Half of France is currently under a red heat alert, a colour that, to the British tourist, is as familiar as the glow of a sunburned nose after three shandies too many. The mercury is predicted to hit forty degrees in the shade, though in the shade of a beach umbrella, it’s closer to the temperature of a freshly poured gin and tonic before the ice melts. Which is to say: hot. Perilously hot. The sort of hot that makes you reconsider that second croissant or the wisdom of wearing jeans in a country that invented air conditioning but seems to have forgotten to install it.
But the real crisis, the one that has the Foreign Office issuing drab statements and the Sun columnists polishing their bile, is the impending street alcohol ban. Yes, in a move that strikes at the very heart of British tourism, local authorities are threatening to impose an outright prohibition on the sale of alcohol from street vendors, mobile bars, and the kind of impromptu beachside establishments that serve rosé in plastic cups for three euros. This is not a drill. This is a war on fun, a declaration of hostilities against the Great British holidaymaker whose primary objective is to feel the warmth not just on their skin but in their bloodstream.

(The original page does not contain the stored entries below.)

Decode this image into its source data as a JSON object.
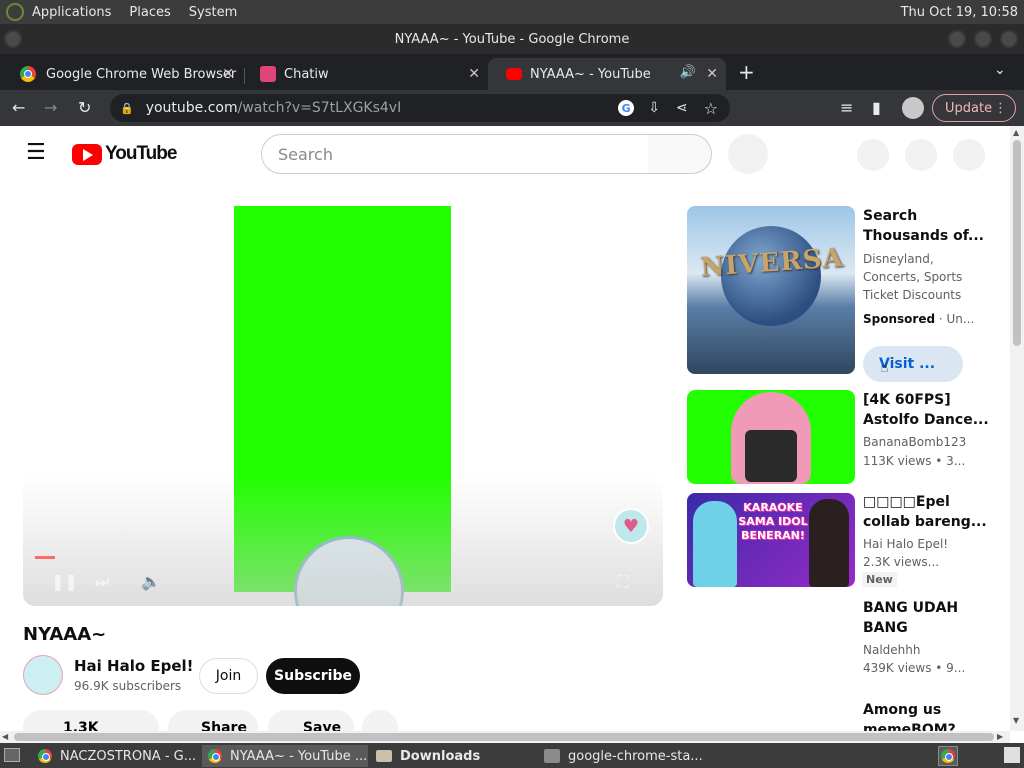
{
  "top_panel": {
    "menus": [
      "Applications",
      "Places",
      "System"
    ],
    "clock": "Thu Oct 19, 10:58"
  },
  "window": {
    "title": "NYAAA~ - YouTube - Google Chrome"
  },
  "tabs": [
    {
      "label": "Google Chrome Web Browser",
      "active": false
    },
    {
      "label": "Chatiw",
      "active": false
    },
    {
      "label": "NYAAA~ - YouTube",
      "active": true
    }
  ],
  "toolbar": {
    "url_host": "youtube.com",
    "url_path": "/watch?v=S7tLXGKs4vI",
    "update_label": "Update"
  },
  "youtube": {
    "logo_text": "YouTube",
    "search_placeholder": "Search",
    "video_title": "NYAAA~",
    "channel_name": "Hai Halo Epel!",
    "subscribers": "96.9K subscribers",
    "join_label": "Join",
    "subscribe_label": "Subscribe",
    "likes": "1.3K",
    "share_label": "Share",
    "save_label": "Save",
    "colors": {
      "green_screen": "#22ff00",
      "brand_red": "#ff0000"
    }
  },
  "recommendations": [
    {
      "title1": "Search",
      "title2": "Thousands of...",
      "sub1": "Disneyland,",
      "sub2": "Concerts, Sports",
      "sub3": "Ticket Discounts",
      "sponsored": "Sponsored",
      "sponsored_suffix": "· Un...",
      "visit": "Visit ...",
      "thumb_text": "NIVERSA"
    },
    {
      "title1": "[4K 60FPS]",
      "title2": "Astolfo Dance...",
      "sub1": "BananaBomb123",
      "sub2": "113K views  • 3..."
    },
    {
      "title1": "□□□□Epel",
      "title2": "collab bareng...",
      "sub1": "Hai Halo Epel!",
      "sub2": "2.3K views...",
      "badge": "New",
      "thumb_text": "KARAOKE SAMA IDOL BENERAN!"
    },
    {
      "title1": "BANG UDAH",
      "title2": "BANG",
      "sub1": "Naldehhh",
      "sub2": "439K views  • 9..."
    },
    {
      "title1": "Among us",
      "title2": "memeBOM?"
    }
  ],
  "taskbar": [
    {
      "label": "NACZOSTRONA - G...",
      "active": false
    },
    {
      "label": "NYAAA~ - YouTube ...",
      "active": true
    },
    {
      "label": "Downloads",
      "active": false
    },
    {
      "label": "google-chrome-sta...",
      "active": false
    }
  ]
}
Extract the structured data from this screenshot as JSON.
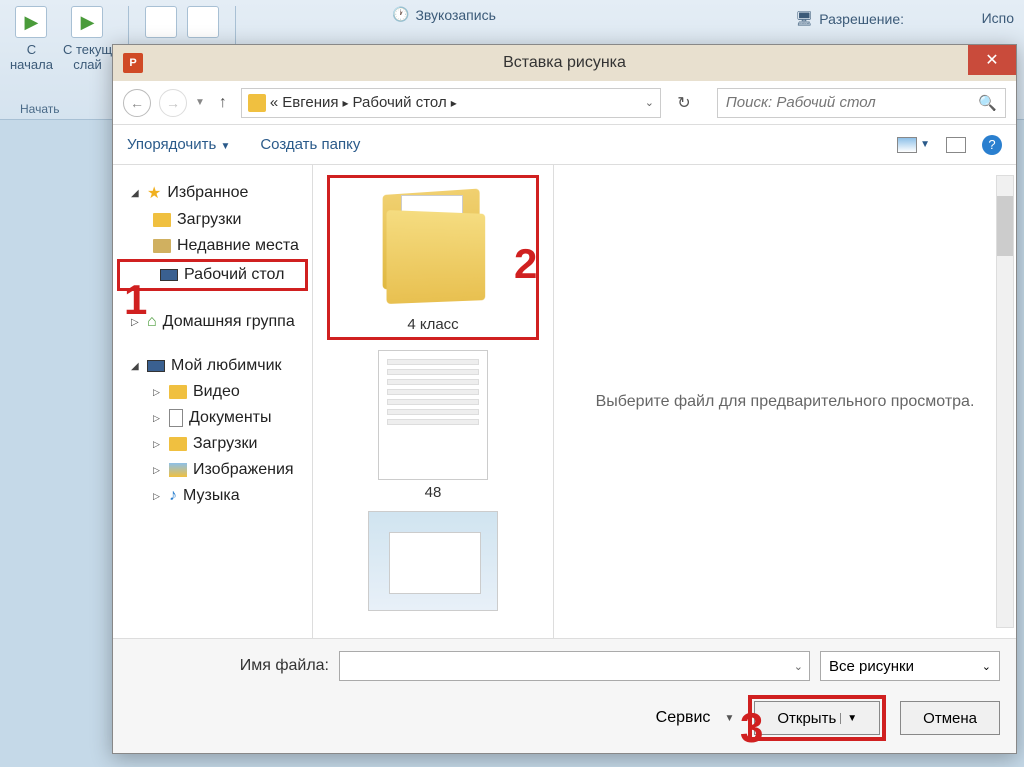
{
  "ribbon": {
    "from_beginning": "С\nначала",
    "from_current": "С текущ\nслай",
    "group_start": "Начать",
    "sound_recording": "Звукозапись",
    "resolution": "Разрешение:",
    "use": "Испо"
  },
  "dialog": {
    "title": "Вставка рисунка",
    "breadcrumb_sep": "«",
    "breadcrumb_user": "Евгения",
    "breadcrumb_folder": "Рабочий стол",
    "search_placeholder": "Поиск: Рабочий стол",
    "organize": "Упорядочить",
    "new_folder": "Создать папку"
  },
  "sidebar": {
    "favorites": "Избранное",
    "downloads": "Загрузки",
    "recent": "Недавние места",
    "desktop": "Рабочий стол",
    "homegroup": "Домашняя группа",
    "mypc": "Мой любимчик",
    "video": "Видео",
    "documents": "Документы",
    "downloads2": "Загрузки",
    "images": "Изображения",
    "music": "Музыка"
  },
  "files": {
    "folder1": "4 класс",
    "file2": "48"
  },
  "preview": {
    "text": "Выберите файл для предварительного просмотра."
  },
  "footer": {
    "filename_label": "Имя файла:",
    "filter": "Все рисунки",
    "tools": "Сервис",
    "open": "Открыть",
    "cancel": "Отмена"
  },
  "annotations": {
    "one": "1",
    "two": "2",
    "three": "3"
  }
}
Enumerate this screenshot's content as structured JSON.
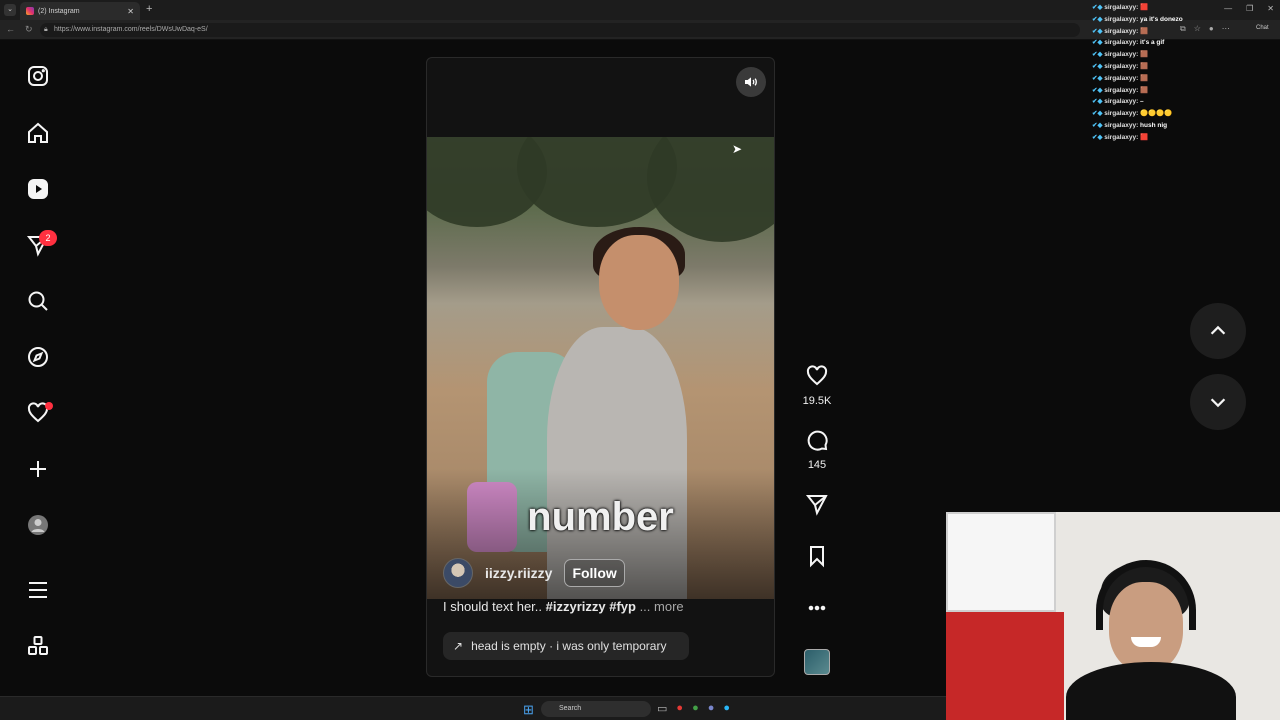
{
  "browser": {
    "tab_title": "(2) Instagram",
    "new_tab": "+",
    "url": "https://www.instagram.com/reels/DWsUwDaq-eS/",
    "chat_button": "Chat"
  },
  "stream_chat": [
    {
      "user": "sirgalaxyy:",
      "msg": "🟥"
    },
    {
      "user": "sirgalaxyy:",
      "msg": "ya it's donezo"
    },
    {
      "user": "sirgalaxyy:",
      "msg": "🟫"
    },
    {
      "user": "sirgalaxyy:",
      "msg": "it's a gif"
    },
    {
      "user": "sirgalaxyy:",
      "msg": "🟫"
    },
    {
      "user": "sirgalaxyy:",
      "msg": "🟫"
    },
    {
      "user": "sirgalaxyy:",
      "msg": "🟫"
    },
    {
      "user": "sirgalaxyy:",
      "msg": "🟫"
    },
    {
      "user": "sirgalaxyy:",
      "msg": "–"
    },
    {
      "user": "sirgalaxyy:",
      "msg": "🟡🟡🟡🟡"
    },
    {
      "user": "sirgalaxyy:",
      "msg": "hush nig"
    },
    {
      "user": "sirgalaxyy:",
      "msg": "🟥"
    }
  ],
  "sidebar": {
    "messages_badge": "2",
    "icons": [
      "instagram-logo-icon",
      "home-icon",
      "reels-icon",
      "messages-icon",
      "search-icon",
      "explore-icon",
      "notifications-icon",
      "create-icon",
      "profile-icon",
      "menu-icon",
      "apps-icon"
    ]
  },
  "reel": {
    "caption_overlay": "number",
    "username": "iizzy.riizzy",
    "follow_label": "Follow",
    "description_text": "I should text her.. ",
    "description_tags": "#izzyrizzy #fyp",
    "description_more": " ... more",
    "audio": "head is empty · i was only temporary",
    "likes": "19.5K",
    "comments": "145"
  },
  "taskbar": {
    "search_label": "Search"
  }
}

The situation, as I see it from a cramped press office in Whitehall where the air conditioning has been set to ‘sauna’ as a cost-cutting measure, is a masterclass in climate change comedy. On one hand, you have a nation literally on fire, a heatwave that has caused rail delays, power outages, and the spontaneous combustion of several baguettes. On the other, you have a government that thinks the best way to combat this is to deny people the one thing that makes the heat bearable: a cold, crisp, socially lubricating beverage. It’s like telling a drowning man, ‘No, you can’t have your life jacket, it’s been confiscated for being too buoyant.’

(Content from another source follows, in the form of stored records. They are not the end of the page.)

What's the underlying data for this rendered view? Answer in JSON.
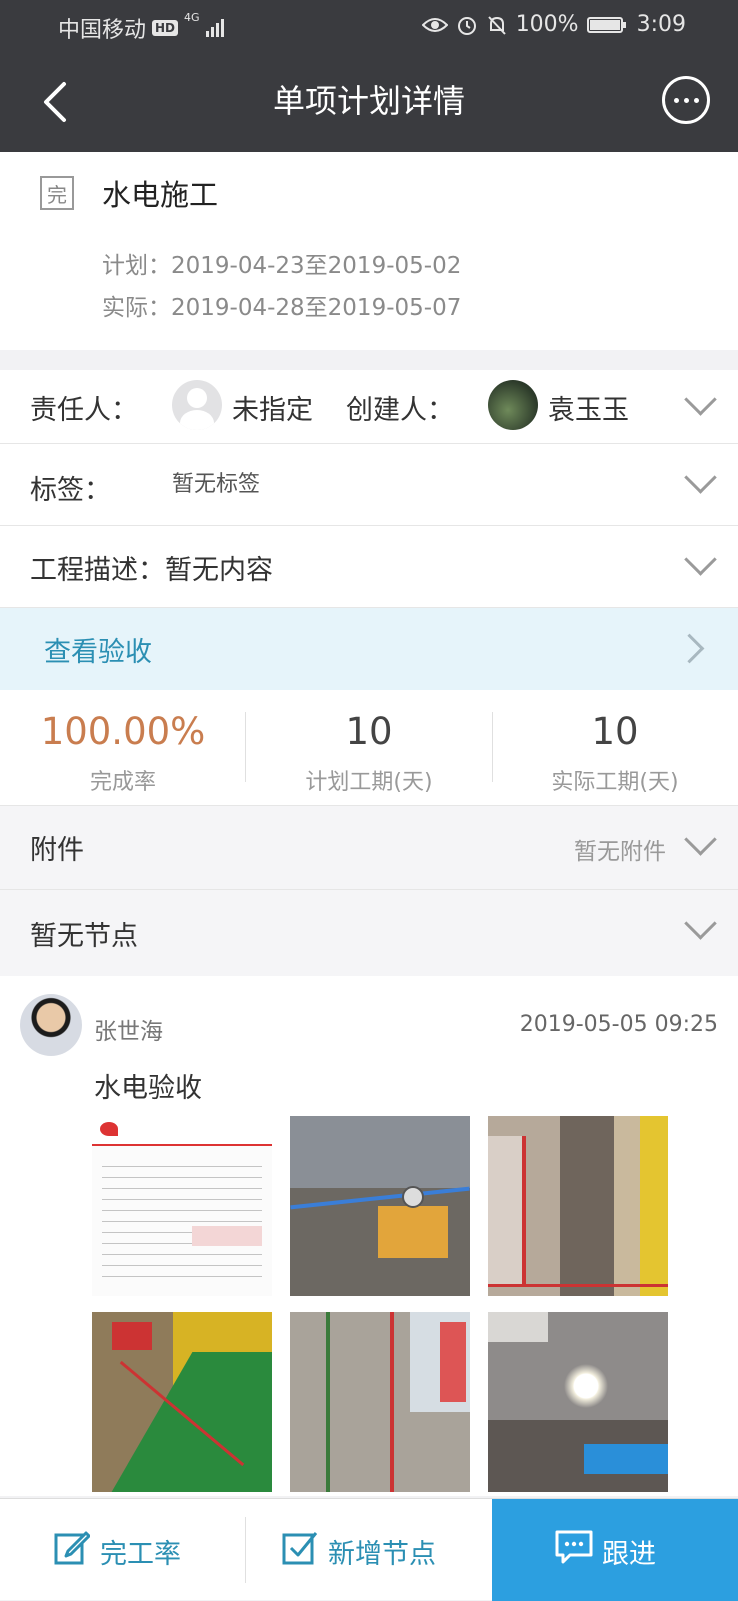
{
  "status_bar": {
    "carrier": "中国移动",
    "hd": "HD",
    "network": "4G",
    "battery": "100%",
    "battery_level": 1.0,
    "time": "3:09"
  },
  "nav": {
    "title": "单项计划详情"
  },
  "task": {
    "status_tag": "完",
    "name": "水电施工",
    "plan_label": "计划：",
    "plan_range": "2019-04-23至2019-05-02",
    "actual_label": "实际：",
    "actual_range": "2019-04-28至2019-05-07"
  },
  "owner_row": {
    "owner_label": "责任人：",
    "owner_name": "未指定",
    "creator_label": "创建人：",
    "creator_name": "袁玉玉"
  },
  "tag_row": {
    "label": "标签：",
    "value": "暂无标签"
  },
  "desc_row": {
    "label": "工程描述：暂无内容"
  },
  "accept_row": {
    "label": "查看验收"
  },
  "stats": [
    {
      "value": "100.00%",
      "caption": "完成率"
    },
    {
      "value": "10",
      "caption": "计划工期(天)"
    },
    {
      "value": "10",
      "caption": "实际工期(天)"
    }
  ],
  "attach_row": {
    "label": "附件",
    "value": "暂无附件"
  },
  "nodes_row": {
    "label": "暂无节点"
  },
  "post": {
    "author": "张世海",
    "time": "2019-05-05 09:25",
    "text": "水电验收",
    "photos": [
      {
        "icon": "photo-inspection-sheet"
      },
      {
        "icon": "photo-pressure-test-pump"
      },
      {
        "icon": "photo-room-red-pipes"
      },
      {
        "icon": "photo-floor-conduits"
      },
      {
        "icon": "photo-wall-pipes"
      },
      {
        "icon": "photo-ceiling-lamp"
      }
    ]
  },
  "bottom_tabs": [
    {
      "label": "完工率",
      "icon": "edit-icon"
    },
    {
      "label": "新增节点",
      "icon": "check-square-icon"
    },
    {
      "label": "跟进",
      "icon": "chat-icon"
    }
  ],
  "colors": {
    "header_bg": "#3a3b3f",
    "accent_blue": "#2b8fb3",
    "primary_tab": "#2c9fe0",
    "rate_accent": "#c97d4f",
    "accept_bg": "#e6f4fa"
  }
}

The irony is that the very people who would be affected by this ban are the ones most likely to ignore it. British tourists, after all, are a hardy breed. They have survived the Brexit vote, the collapse of the pound, and the closure of the Calais border. They are not going to be deterred by a local bylaw. They will simply smuggle their own supplies, perhaps in the hollowed-out baguettes that have become the unofficial national snack. Or they will find a sympathetic barman who, for a small fee, will serve them a pastis in a teapot.

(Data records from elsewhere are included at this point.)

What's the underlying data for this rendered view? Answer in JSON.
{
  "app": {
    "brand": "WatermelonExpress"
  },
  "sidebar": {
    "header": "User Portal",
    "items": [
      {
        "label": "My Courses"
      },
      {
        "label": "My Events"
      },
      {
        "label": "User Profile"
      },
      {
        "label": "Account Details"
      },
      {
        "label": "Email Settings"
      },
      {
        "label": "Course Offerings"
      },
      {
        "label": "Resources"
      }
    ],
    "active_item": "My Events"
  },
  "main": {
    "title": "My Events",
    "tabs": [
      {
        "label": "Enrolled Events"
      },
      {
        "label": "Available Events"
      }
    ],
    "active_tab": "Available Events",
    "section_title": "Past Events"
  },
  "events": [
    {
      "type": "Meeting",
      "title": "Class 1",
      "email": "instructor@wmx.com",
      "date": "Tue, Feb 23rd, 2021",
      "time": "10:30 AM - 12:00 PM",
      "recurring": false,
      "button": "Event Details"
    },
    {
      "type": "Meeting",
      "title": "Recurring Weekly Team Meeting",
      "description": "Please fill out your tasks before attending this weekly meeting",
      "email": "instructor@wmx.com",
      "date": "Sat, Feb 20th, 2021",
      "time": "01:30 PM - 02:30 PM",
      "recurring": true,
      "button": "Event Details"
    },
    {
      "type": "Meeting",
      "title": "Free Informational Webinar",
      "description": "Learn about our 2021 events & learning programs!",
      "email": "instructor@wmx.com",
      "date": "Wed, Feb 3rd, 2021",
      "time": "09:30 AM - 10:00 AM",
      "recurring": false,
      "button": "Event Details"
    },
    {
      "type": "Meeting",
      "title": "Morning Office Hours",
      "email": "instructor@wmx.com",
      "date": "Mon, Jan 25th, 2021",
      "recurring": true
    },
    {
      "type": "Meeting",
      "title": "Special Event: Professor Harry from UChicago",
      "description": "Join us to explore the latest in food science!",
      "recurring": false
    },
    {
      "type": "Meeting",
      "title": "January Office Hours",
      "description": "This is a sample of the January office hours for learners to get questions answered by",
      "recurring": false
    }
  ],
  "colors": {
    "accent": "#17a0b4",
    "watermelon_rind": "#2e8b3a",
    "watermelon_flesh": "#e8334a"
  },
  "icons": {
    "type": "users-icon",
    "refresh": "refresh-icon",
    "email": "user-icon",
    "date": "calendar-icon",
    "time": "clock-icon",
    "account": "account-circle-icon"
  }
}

The real tragedy here is that this ban will do nothing to reduce the heat. It will only increase the misery. Imagine, if you will, a British family huddled in a hotel room, the air conditioning broken, the children crying, the parents sweating through their shorts. They cannot step outside because the heat is unbearable, and they cannot drink because the booze is illegal. This is not a holiday. This is a punishment. A reward for years of ‘Freedom of Movement’ and the presumption that the sun belongs to us all.
In conclusion, I propose a toast: to the red alerts, to the heatwaves, to the bans and the bureaucrats who impose them. May their irony glands never dry up. And to the British tourist, who will, I am sure, find a way to drink against all odds. For he is not just a tourist. He is a symbol of defiance. A glowing, slightly sunburned symbol of defiance.